Il doppiopesismo che inquinerà il Cile fino al 2040
E poi c’è da sanare una “ingiustizia” dall’altra parte del mondo, precisamente in Cile. Lì l’Enel, tramite la sua controllata locale guidata dal cugino del presidente della Repubblica Sebastián Piñera, intende tenere aperta fino al 2040 l’unità 2 della centrale di Bocamina a Coronel, città industriale di quasi 120mila abitanti situata 500 chilometri a sud di Santiago del Cile.

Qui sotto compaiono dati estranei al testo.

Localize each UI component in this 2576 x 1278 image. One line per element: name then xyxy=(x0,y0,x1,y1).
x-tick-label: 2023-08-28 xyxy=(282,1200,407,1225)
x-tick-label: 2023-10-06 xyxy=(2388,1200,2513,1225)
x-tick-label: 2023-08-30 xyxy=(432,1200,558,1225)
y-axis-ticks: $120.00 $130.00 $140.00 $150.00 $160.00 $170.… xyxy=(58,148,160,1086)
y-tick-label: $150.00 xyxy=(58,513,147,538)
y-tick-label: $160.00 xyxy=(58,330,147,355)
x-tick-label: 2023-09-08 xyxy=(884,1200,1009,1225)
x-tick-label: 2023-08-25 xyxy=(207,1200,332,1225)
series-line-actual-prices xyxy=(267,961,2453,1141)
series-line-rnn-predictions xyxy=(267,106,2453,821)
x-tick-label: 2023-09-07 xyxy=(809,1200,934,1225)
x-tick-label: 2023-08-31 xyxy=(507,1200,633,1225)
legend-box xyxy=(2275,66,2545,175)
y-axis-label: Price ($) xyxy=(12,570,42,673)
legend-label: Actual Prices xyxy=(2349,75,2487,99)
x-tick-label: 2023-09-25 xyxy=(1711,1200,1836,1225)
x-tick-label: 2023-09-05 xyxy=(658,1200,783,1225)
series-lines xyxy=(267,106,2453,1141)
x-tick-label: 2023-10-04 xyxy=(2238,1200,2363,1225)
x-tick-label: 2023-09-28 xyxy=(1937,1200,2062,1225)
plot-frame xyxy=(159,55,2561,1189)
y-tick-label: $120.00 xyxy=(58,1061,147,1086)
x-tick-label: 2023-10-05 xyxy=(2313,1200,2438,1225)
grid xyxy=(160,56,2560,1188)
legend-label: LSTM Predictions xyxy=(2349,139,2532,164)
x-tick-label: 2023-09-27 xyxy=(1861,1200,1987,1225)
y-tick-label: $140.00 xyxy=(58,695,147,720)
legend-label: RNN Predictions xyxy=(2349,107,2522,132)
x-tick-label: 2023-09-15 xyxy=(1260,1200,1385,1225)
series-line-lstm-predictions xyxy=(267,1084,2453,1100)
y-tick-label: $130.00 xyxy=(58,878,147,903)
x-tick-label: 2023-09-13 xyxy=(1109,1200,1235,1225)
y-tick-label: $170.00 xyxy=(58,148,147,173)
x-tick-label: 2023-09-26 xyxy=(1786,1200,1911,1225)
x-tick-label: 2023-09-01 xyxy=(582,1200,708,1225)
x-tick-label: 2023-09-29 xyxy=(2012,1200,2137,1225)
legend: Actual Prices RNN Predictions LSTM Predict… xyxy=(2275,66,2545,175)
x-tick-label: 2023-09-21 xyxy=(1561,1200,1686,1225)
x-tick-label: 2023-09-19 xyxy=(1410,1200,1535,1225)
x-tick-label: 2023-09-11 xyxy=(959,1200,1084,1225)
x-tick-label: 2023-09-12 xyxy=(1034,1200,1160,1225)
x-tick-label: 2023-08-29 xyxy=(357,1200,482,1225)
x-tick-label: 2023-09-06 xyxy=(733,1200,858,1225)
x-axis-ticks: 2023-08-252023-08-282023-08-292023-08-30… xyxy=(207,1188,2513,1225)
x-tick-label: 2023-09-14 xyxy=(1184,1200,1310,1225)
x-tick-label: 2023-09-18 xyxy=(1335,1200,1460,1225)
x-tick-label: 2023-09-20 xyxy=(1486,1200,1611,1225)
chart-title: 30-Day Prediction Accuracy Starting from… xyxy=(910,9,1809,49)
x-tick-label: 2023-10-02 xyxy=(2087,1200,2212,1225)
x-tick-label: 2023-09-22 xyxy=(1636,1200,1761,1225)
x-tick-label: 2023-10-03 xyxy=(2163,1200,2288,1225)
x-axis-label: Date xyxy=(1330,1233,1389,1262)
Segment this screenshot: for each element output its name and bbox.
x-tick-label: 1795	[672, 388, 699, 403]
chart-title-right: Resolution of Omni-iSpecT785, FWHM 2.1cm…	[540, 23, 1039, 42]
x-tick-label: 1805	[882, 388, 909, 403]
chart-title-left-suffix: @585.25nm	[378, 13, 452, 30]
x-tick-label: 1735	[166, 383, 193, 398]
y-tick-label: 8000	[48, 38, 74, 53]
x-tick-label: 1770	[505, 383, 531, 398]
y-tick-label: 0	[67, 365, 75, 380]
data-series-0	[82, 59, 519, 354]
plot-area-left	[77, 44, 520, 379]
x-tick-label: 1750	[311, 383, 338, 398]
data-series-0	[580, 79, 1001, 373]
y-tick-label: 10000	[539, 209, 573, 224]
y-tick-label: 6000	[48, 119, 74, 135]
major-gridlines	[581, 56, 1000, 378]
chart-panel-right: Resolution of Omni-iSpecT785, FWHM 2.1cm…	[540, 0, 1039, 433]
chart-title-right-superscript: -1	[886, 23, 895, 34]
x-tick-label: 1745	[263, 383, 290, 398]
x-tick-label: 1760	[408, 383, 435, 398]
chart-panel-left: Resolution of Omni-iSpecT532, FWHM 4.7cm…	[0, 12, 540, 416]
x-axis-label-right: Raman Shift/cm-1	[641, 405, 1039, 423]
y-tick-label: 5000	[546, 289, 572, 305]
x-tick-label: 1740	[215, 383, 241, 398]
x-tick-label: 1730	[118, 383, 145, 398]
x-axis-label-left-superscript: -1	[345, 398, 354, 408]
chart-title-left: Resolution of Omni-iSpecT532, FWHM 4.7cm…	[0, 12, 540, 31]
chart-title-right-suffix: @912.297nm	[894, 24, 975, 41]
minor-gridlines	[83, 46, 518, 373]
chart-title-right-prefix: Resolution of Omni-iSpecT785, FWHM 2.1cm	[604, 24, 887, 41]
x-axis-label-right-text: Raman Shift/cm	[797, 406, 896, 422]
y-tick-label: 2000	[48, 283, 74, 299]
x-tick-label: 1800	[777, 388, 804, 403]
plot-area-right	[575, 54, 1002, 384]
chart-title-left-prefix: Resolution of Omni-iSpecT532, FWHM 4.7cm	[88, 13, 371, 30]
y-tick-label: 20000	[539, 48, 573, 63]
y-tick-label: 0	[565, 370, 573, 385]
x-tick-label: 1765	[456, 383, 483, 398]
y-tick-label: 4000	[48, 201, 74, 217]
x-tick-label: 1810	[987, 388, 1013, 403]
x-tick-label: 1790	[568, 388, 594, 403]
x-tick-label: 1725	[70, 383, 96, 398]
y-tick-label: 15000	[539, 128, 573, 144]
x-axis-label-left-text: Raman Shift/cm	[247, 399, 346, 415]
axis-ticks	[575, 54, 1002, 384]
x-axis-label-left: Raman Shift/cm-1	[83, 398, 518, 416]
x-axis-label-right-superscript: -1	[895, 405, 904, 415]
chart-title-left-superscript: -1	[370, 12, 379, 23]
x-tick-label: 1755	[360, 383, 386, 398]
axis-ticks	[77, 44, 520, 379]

Le due unità della centrale a carbone – la prima è datata addirittura 1970 e dovrebbe cessare l’attività nel 2023 – sorgono nel centro abitato, a poche centinaia di metri da una scuola. Gli impatti, come per qualsiasi impianto a carbone, sono tutt’altro che trascurabili. Nonostante varie compensazioni accordate dalla società dopo numerose proteste (la prima nel 2013), la popolazione locale continua a patire fortemente la presenza della centrale. Soprattutto perché, come hanno scritto alcuni attivisti di Chao Carbón a Starace lo scorso anno, si chiedono il perché di questo doppio standard: niente più carbone in Italia entro il 2025 (in Spagna addirittura entro il 2021) e uno stop definitivo in Cile solo nel 2040.
I pensionati norvegesi mettono Enel sotto osservazione
Non sembra che solo le ONG e i piccoli azionisti critici siano poco convinti della linea “green” tenuta da Starace&Co. Proprio alla vigilia dell’assemblea degli azionisti, il fondo pensione del governo norvegese, l’investitore pubblico più grande al mondo e tra i principali azionisti della società, ha messo Enel sotto stato di osservazione all’interno della sua lista di compagnie “carbonifere” da escludere o portare sulla retta via. D’altronde la stessa Enel ha ammesso, nero su bianco, agli azionisti che nel 2019 ha comprato ancora 21 milioni di tonnellate di polvere nera e ne ha bruciati 19. Una macchia non da poco per il presunto campione della sostenibilità.